Follow TV Tropes

Following

Music / Lee Ann Womack

Go To

Lee Ann Womack (born August 19, 1966) is an American Country Music singer who rose to fame at the end of The '90s with a twangy neotraditionalist sound, despite being best known for her lush pop ballad "I Hope You Dance".

A native of Jacksonville, Texas, Womack worked as an intern at MCA Records, and then got her break when Ricky Skaggs cut a song of hers. She signed to Decca in 1996 and had modest success with her first two albums, Lee Ann Womack and Some Things I Know. These discs, both produced by Mark Wright, displayed a traditional country influence with ballads such as "The Fool" and "A Little Past Little Rock".

Following the closure of Decca in 1999, she moved to MCA in 2000. It was there that she had her biggest hit with "I Hope You Dance", a beloved pop Parental Love Song from mother to child, with a guest vocal from country group Sons of the Desert. The song was her only #1 hit on the country charts, and a Top 20 pop hit. The corresponding album included another minor hit in a cover of Rodney Crowell's "Ashes by Now", but after that, her momentum tapered off some: neither single from Something Worth Leaving Behind made much noise, nor did "The Wrong Girl" from a Greatest Hits Album. There's More Where That Came From saw a minor return to commercial success, as well as a return to her older twangier sound, driven by the ballad "I May Hate Myself in the Morning". One last MCA album, Call Me Crazy, was issued in 2008, and all of her material since has been on smaller independent labels.

Womack is married to record producer Frank Liddell, best known for being Miranda Lambert's producer. She was previously married to singer-songwriter Jason Sellers, and their daughter Aubrie Sellers is also a country music singer.


Discography:

  • Lee Ann Womack (1997)
  • Some Things I Know (1998)
  • I Hope You Dance (2000)
  • Something Worth Leaving Behind (2002)
  • The Season for Romance (2002)
  • Greatest Hits (2004)
  • There's More Where That Came From (2005)
  • Call Me Crazy (2008)
  • The Way I'm Livin'' (2014)
  • Trouble in Mind (EP) (2015)
  • The Lonely, the Lonesome & the Gone (2017)

Tropes present:

  • Break-Up Song: "A Little Past Little Rock" is about a woman driving away from her failed relationship ("I'm a little past Little Rock / But a long way from over you").
  • Christmas Songs: The Season for Romance
  • Double-Meaning Title: "Last Call," about a woman getting a call from a cheating ex late at night when he's drunk, saying he still loves her and needs a ride home.
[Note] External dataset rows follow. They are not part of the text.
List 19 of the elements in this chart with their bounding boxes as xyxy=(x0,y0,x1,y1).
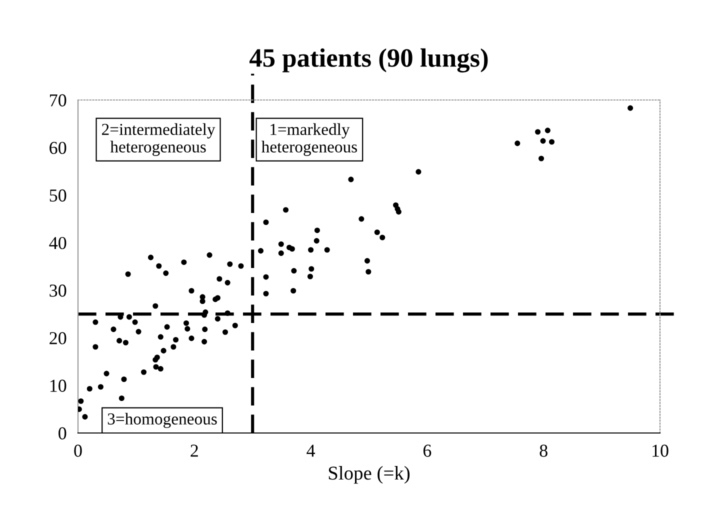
y-tick-label: 60 xyxy=(50,142,66,154)
y-tick-label: 20 xyxy=(50,332,66,344)
x-axis-title: Slope (=k) xyxy=(328,466,410,484)
y-tick-label: 10 xyxy=(50,380,66,392)
y-tick-label: 40 xyxy=(49,236,66,250)
y-tick-label: 50 xyxy=(50,189,66,202)
annotation: 2=intermediately heterogeneous xyxy=(102,123,216,156)
x-tick-label: 6 xyxy=(423,444,432,457)
y-tick-label: 70 xyxy=(50,94,66,106)
x-tick-label: 4 xyxy=(306,444,316,457)
annotation: 1=markedly heterogeneous xyxy=(261,123,357,156)
y-tick-label: 0 xyxy=(58,427,66,440)
x-tick-label: 0 xyxy=(74,444,82,457)
x-tick-label: 2 xyxy=(190,444,198,457)
x-tick-label: 10 xyxy=(652,444,668,457)
y-tick-label: 30 xyxy=(50,284,66,297)
x-tick-label: 8 xyxy=(540,444,548,457)
chart-title: 45 patients (90 lungs) xyxy=(250,48,488,72)
annotation: 3=homogeneous xyxy=(108,412,217,428)
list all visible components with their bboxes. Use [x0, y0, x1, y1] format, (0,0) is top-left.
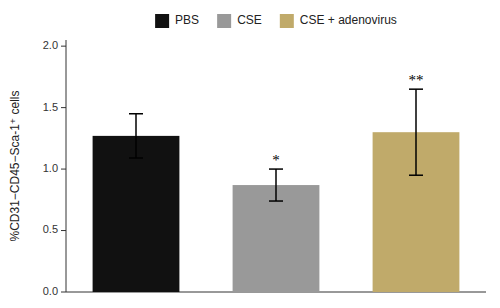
annotation: ** [409, 72, 424, 88]
y-tick-label: 0.0 [43, 285, 58, 297]
y-axis-line [66, 40, 67, 292]
error-line [275, 169, 277, 201]
y-tick-label: 1.5 [43, 101, 58, 113]
error-cap [409, 88, 423, 90]
legend-swatch [217, 14, 231, 28]
error-bar [129, 114, 143, 158]
error-line [135, 114, 137, 158]
y-tick [61, 46, 66, 47]
chart: 0.00.51.01.52.0%CD31−CD45−Sca-1⁺ cells**… [0, 0, 500, 308]
legend: PBS CSE CSE + adenovirus [155, 13, 397, 28]
legend-label: CSE + adenovirus [300, 13, 397, 27]
legend-label: PBS [175, 13, 199, 27]
legend-label: CSE [237, 13, 262, 27]
legend-swatch [280, 14, 294, 28]
y-tick-label: 0.5 [43, 223, 58, 235]
error-bar [269, 169, 283, 201]
error-cap [129, 157, 143, 159]
legend-swatch [155, 14, 169, 28]
bar [93, 136, 180, 292]
y-axis-label: %CD31−CD45−Sca-1⁺ cells [8, 90, 22, 241]
y-axis: 0.0 0.5 1.0 1.5 2.0 [43, 39, 66, 297]
error-bar [409, 89, 423, 175]
y-tick-label: 2.0 [43, 39, 58, 51]
error-cap [409, 174, 423, 176]
bars [93, 89, 460, 292]
bar [233, 185, 320, 292]
error-cap [129, 113, 143, 115]
error-line [415, 89, 417, 175]
y-tick-label: 1.0 [43, 162, 58, 174]
annotation: * [272, 152, 280, 168]
y-tick [61, 107, 66, 108]
error-cap [269, 200, 283, 202]
y-tick [61, 169, 66, 170]
error-cap [269, 168, 283, 170]
y-tick [61, 292, 66, 293]
y-tick [61, 230, 66, 231]
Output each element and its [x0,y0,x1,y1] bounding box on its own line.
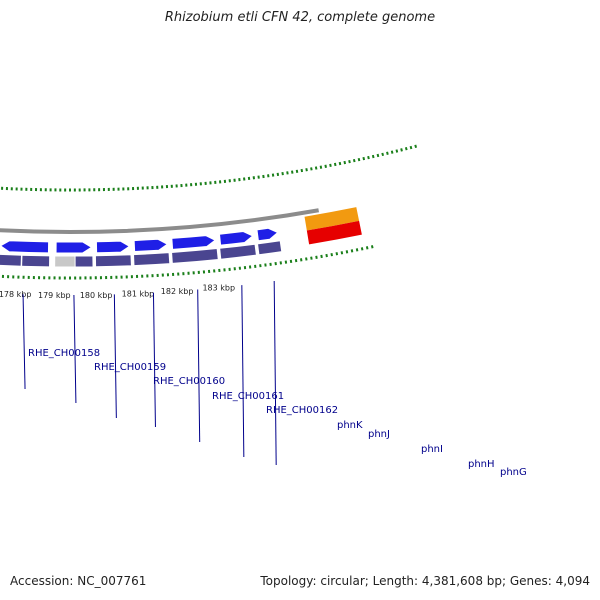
inner-tick [325,253,328,258]
leader-line [113,294,117,419]
leader-line [241,285,245,458]
outer-tick [400,148,403,152]
outer-tick [348,159,351,164]
cds-arrow [171,235,216,250]
outer-tick [338,161,342,166]
gene-track [0,240,283,268]
outer-tick [305,168,308,172]
outer-tick [343,160,347,165]
inner-tick [330,252,333,257]
outer-tick [371,154,375,159]
outer-tick [367,155,370,160]
inner-tick-ring [1,245,374,280]
outer-tick [352,158,356,163]
inner-tick [335,252,339,256]
inner-tick [315,255,318,259]
gene-label: RHE_CH00161 [212,391,284,402]
kbp-label: 179 kbp [38,291,71,300]
gene-label: phnG [500,467,527,478]
outer-tick [376,153,380,158]
cds-arrow [218,231,254,246]
gene-bar [0,253,51,268]
inner-tick [355,248,359,252]
genome-summary: Topology: circular; Length: 4,381,608 bp… [260,574,590,588]
inner-tick [360,247,364,251]
map-title: Rhizobium etli CFN 42, complete genome [164,10,436,25]
kbp-label: 181 kbp [122,289,155,298]
cds-arrow [256,227,279,242]
outer-tick [390,150,394,154]
leader-line [22,294,26,390]
kbp-label: 183 kbp [202,284,235,293]
outer-tick [404,147,408,151]
kbp-label: 182 kbp [161,287,194,296]
rna-feature-orange [304,207,360,231]
gene-bar [94,254,132,268]
gene-label: phnH [468,459,495,470]
inner-tick [345,250,349,254]
outer-tick [409,145,413,150]
pseudo-bar [54,255,76,268]
inner-tick [340,251,344,255]
accession-label: Accession: NC_007761 [10,574,147,588]
outer-tick [329,163,332,168]
gene-label: phnK [337,420,363,431]
cds-arrow [0,240,50,254]
outer-tick [357,157,361,162]
cds-arrow [95,240,131,254]
rna-features [304,207,362,245]
kbp-label: 178 kbp [0,290,31,299]
outer-tick [386,151,389,155]
inner-tick [350,249,354,253]
leader-line [197,289,201,443]
gene-label-group: RHE_CH00158 RHE_CH00159 RHE_CH00160 RHE_CH0… [22,280,527,478]
gene-bar [171,247,219,264]
outer-tick-ring [1,144,418,192]
gene-bar [256,240,283,256]
cds-arrow [55,241,93,254]
outer-tick [381,152,384,157]
gene-label: phnI [421,444,443,455]
outer-tick [362,156,366,161]
leader-line [273,280,277,466]
backbone-arc [0,208,320,235]
gene-label: RHE_CH00159 [94,362,166,373]
inner-tick [365,246,369,250]
outer-tick [314,166,318,170]
rna-feature-red [306,220,362,245]
inner-tick [370,245,374,249]
gene-label: phnJ [368,429,390,440]
outer-tick [324,164,327,168]
leader-line [73,294,77,404]
gene-label: RHE_CH00158 [28,348,100,359]
outer-tick [310,167,313,171]
cds-track [0,227,279,254]
outer-tick [414,144,418,149]
backbone-ring [0,208,320,235]
cds-arrow [133,238,169,253]
outer-tick [333,162,337,167]
outer-tick [300,168,304,173]
inner-tick [320,254,323,259]
kbp-label: 180 kbp [80,291,113,300]
gene-label: RHE_CH00160 [153,376,225,387]
outer-tick [319,165,323,169]
outer-tick [395,149,399,153]
gene-bar [219,243,257,260]
leader-line [152,292,156,428]
gene-label: RHE_CH00162 [266,405,338,416]
gene-bar [132,252,171,267]
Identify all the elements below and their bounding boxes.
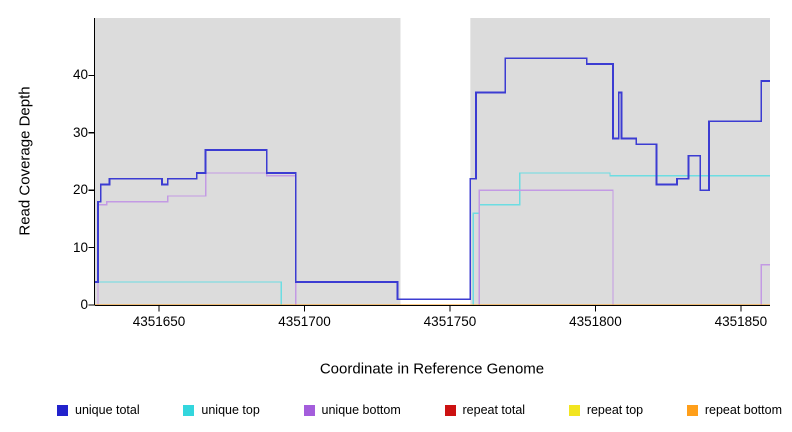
series-line-unique-total xyxy=(95,57,770,301)
legend-item-unique-total: unique total xyxy=(57,403,140,417)
y-tick-label: 40 xyxy=(72,67,88,83)
y-tick-label: 10 xyxy=(72,239,88,255)
legend-label: unique total xyxy=(75,403,140,417)
plot-canvas xyxy=(95,18,770,306)
y-axis-label: Read Coverage Depth xyxy=(16,86,34,236)
x-tick-label: 4351850 xyxy=(714,314,768,329)
x-tick-label: 4351800 xyxy=(569,314,622,329)
legend-label: repeat bottom xyxy=(704,403,782,417)
x-tick-label: 4351700 xyxy=(278,314,331,329)
legend-label: repeat top xyxy=(586,403,644,417)
y-tick-label: 0 xyxy=(80,297,88,312)
legend-label: repeat total xyxy=(462,403,526,417)
x-tick-label: 4351650 xyxy=(132,314,186,329)
legend-swatch-repeat-total xyxy=(444,404,456,416)
legend-swatch-repeat-top xyxy=(568,404,580,416)
legend-item-repeat-top: repeat top xyxy=(568,403,644,417)
legend-swatch-repeat-bottom xyxy=(686,404,698,416)
shaded-region xyxy=(95,18,401,305)
shaded-region xyxy=(470,18,770,305)
legend-item-repeat-bottom: repeat bottom xyxy=(686,403,782,417)
legend-swatch-unique-top xyxy=(183,404,195,416)
y-tick-label: 30 xyxy=(72,124,88,140)
legend: unique total unique top unique bottom repea… xyxy=(57,401,782,419)
series-line-unique-bottom xyxy=(95,172,770,306)
y-tick-label: 20 xyxy=(72,182,88,198)
legend-item-repeat-total: repeat total xyxy=(444,403,526,417)
legend-label: unique bottom xyxy=(321,403,401,417)
legend-swatch-unique-bottom xyxy=(303,404,315,416)
x-tick-label: 4351750 xyxy=(423,314,477,329)
x-axis-label: Coordinate in Reference Genome xyxy=(319,360,545,378)
legend-item-unique-top: unique top xyxy=(183,403,260,417)
legend-label: unique top xyxy=(201,403,260,417)
legend-item-unique-bottom: unique bottom xyxy=(303,403,401,417)
legend-swatch-unique-total xyxy=(57,404,68,416)
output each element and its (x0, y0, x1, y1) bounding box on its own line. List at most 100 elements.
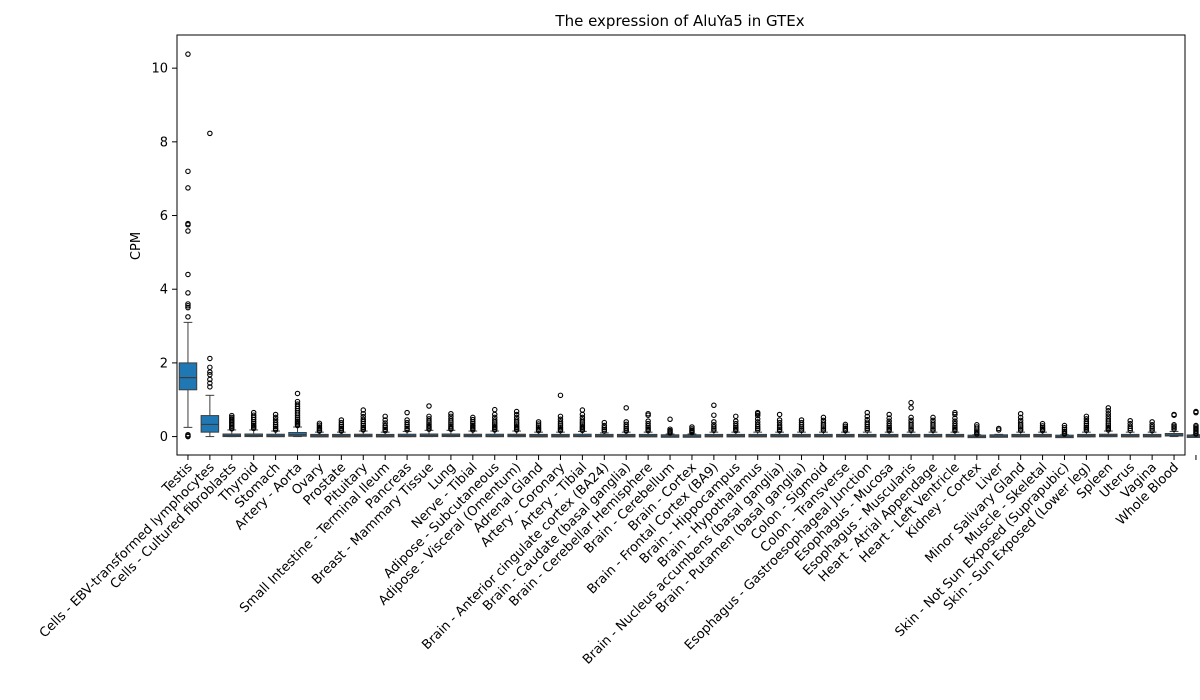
outlier-point (711, 412, 717, 418)
outlier-point (470, 427, 476, 433)
outlier-point (1083, 420, 1090, 427)
outlier-point (886, 411, 892, 418)
outlier-point (272, 411, 279, 418)
x-tick-label: Cells - EBV-transformed lymphocytes (37, 460, 218, 641)
outlier-point (316, 420, 323, 427)
outlier-point (908, 427, 914, 434)
outlier-point (908, 399, 914, 406)
outlier-point (974, 431, 980, 437)
outlier-point (1105, 427, 1112, 433)
y-tick-label: 8 (160, 135, 168, 150)
y-tick-label: 6 (160, 209, 168, 224)
y-tick-label: 4 (160, 283, 168, 298)
outlier-point (185, 228, 191, 234)
outlier-point (448, 420, 454, 426)
outlier-point (864, 423, 871, 430)
outlier-point (360, 420, 367, 427)
outlier-point (426, 426, 432, 432)
outlier-point (798, 427, 805, 434)
outlier-point (908, 422, 914, 428)
outlier-point (601, 419, 608, 426)
outlier-point (711, 419, 717, 425)
outlier-point (557, 421, 564, 427)
outlier-point (711, 427, 717, 434)
outlier-point (491, 419, 498, 425)
outlier-point (1105, 410, 1112, 417)
outlier-point (1171, 412, 1177, 418)
outlier-point (470, 419, 476, 425)
outlier-point (754, 423, 761, 430)
outlier-point (272, 422, 279, 428)
outlier-point (908, 414, 914, 421)
outlier-point (754, 427, 761, 433)
outlier-point (1105, 408, 1112, 414)
outlier-point (272, 423, 279, 430)
outlier-point (820, 424, 827, 430)
outlier-point (382, 427, 388, 434)
outlier-point (491, 411, 498, 418)
outlier-point (185, 301, 191, 307)
outlier-point (842, 427, 849, 434)
outlier-point (294, 390, 301, 397)
outlier-point (185, 185, 191, 191)
outlier-point (886, 427, 892, 434)
outlier-point (513, 427, 520, 433)
outlier-point (426, 403, 432, 409)
outlier-point (776, 424, 783, 431)
outlier-point (908, 405, 914, 411)
outlier-point (557, 413, 564, 420)
outlier-point (185, 303, 191, 309)
outlier-point (930, 427, 936, 434)
outlier-point (338, 422, 345, 428)
outlier-point (623, 405, 629, 411)
outlier-point (930, 422, 936, 428)
outlier-point (1017, 422, 1024, 428)
y-axis-label: CPM (129, 232, 144, 260)
outlier-point (1193, 431, 1199, 437)
outlier-point (513, 411, 520, 418)
outlier-point (754, 416, 761, 422)
outlier-point (733, 427, 739, 434)
outlier-point (1171, 426, 1177, 432)
outlier-point (930, 414, 936, 421)
outlier-point (776, 411, 783, 418)
outlier-point (1061, 431, 1068, 437)
outlier-point (448, 410, 454, 417)
outlier-point (754, 410, 761, 417)
outlier-point (886, 415, 892, 421)
outlier-point (185, 51, 191, 57)
outlier-point (579, 419, 586, 425)
outlier-point (908, 424, 914, 430)
box (178, 362, 198, 391)
plot-frame (176, 34, 1186, 456)
outlier-point (711, 424, 717, 430)
outlier-point (185, 314, 191, 320)
outlier-point (864, 427, 871, 433)
outlier-point (864, 409, 871, 416)
outlier-point (579, 407, 586, 413)
outlier-point (1127, 417, 1133, 424)
outlier-point (579, 411, 586, 418)
outlier-point (185, 290, 191, 296)
outlier-point (382, 413, 388, 420)
outlier-point (579, 427, 586, 434)
outlier-point (294, 422, 301, 429)
outlier-point (185, 304, 191, 311)
outlier-point (513, 419, 520, 425)
outlier-point (382, 417, 388, 423)
outlier-point (1083, 427, 1090, 434)
outlier-point (513, 408, 520, 415)
outlier-point (1193, 409, 1199, 416)
outlier-point (448, 426, 454, 432)
outlier-point (930, 424, 936, 430)
outlier-point (733, 413, 739, 420)
outlier-point (711, 402, 717, 409)
outlier-point (207, 384, 213, 390)
outlier-point (382, 424, 388, 431)
outlier-point (601, 428, 608, 434)
outlier-point (776, 417, 783, 423)
outlier-point (382, 422, 388, 429)
outlier-point (207, 130, 213, 137)
outlier-point (1017, 427, 1024, 434)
The bar is closing down (it's "last call") and he only ever calls her when he's drunk ("I'm always your last call").
  • Green-Eyed Monster: "I'll Think of a Reason Later" has her voicing jealousy toward her ex's new lover.
  • Irony: The above-mentioned "A Little Past Little Rock" (which is a breakup song) and "I May Hate Myself in the Morning" (about having a one-night stand with an ex) both feature her ex-husband, Jason Sellers, on backing vocals.
  • Love Triangle: "The Fool" has a variant. The narrator confronts a woman, stating awareness that her man is still carrying a flame for his ex ("I'm the fool in love with the fool / Who's still in love with you").
  • Lyric Swap: "Why They Call It Falling" questions the metaphor of "falling in love", by expressing the highs and joys of love with the question "Why they call it falling, I don't know." Then come the line "Sooner or later, you have to come down", she expresses the downfall when her lover finds someone new, and then states "Why they call it falling, now I know."
  • Mustache Vandalism: In "I'll Think of a Reason Later", she vandalizes a picture of the woman that her ex is now with by drawing horns and blacking out a tooth with a marker.
  • New Sound Album: I Hope You Dance and Something Worth Leaving Behind were far more slick and poppy than her other albums.
  • Ocean Awe: "I Hope You Dance" has the line "I hope you still feel small when you stand beside the ocean".
  • One-Steve Limit: Lee Ann Womack is not related to Drew Womack, lead singer of "I Hope You Dance" featured artists Sons of the Desert.
  • Parental Love Song: "I Hope You Dance" (parent to child).
  • Retraux: The There's More Where That Came From album art was intended to evoke this, going with the album's neotraditional sound.
  • There Is a God!: Her single of that name uses this as a recognition of the work of God in such things as the beauty of nature, or the inexplicable cure of diseases.
  • Title-Only Chorus: "I Hope You Dance", not counting the counterpoint sung by Sons of the Desert (which was scrubbed from the pop edit).
  • Working with the Ex: Even though she divorced Jason Sellers in 1997, she has recorded several of his songs and even had him sing backing vocals a few times.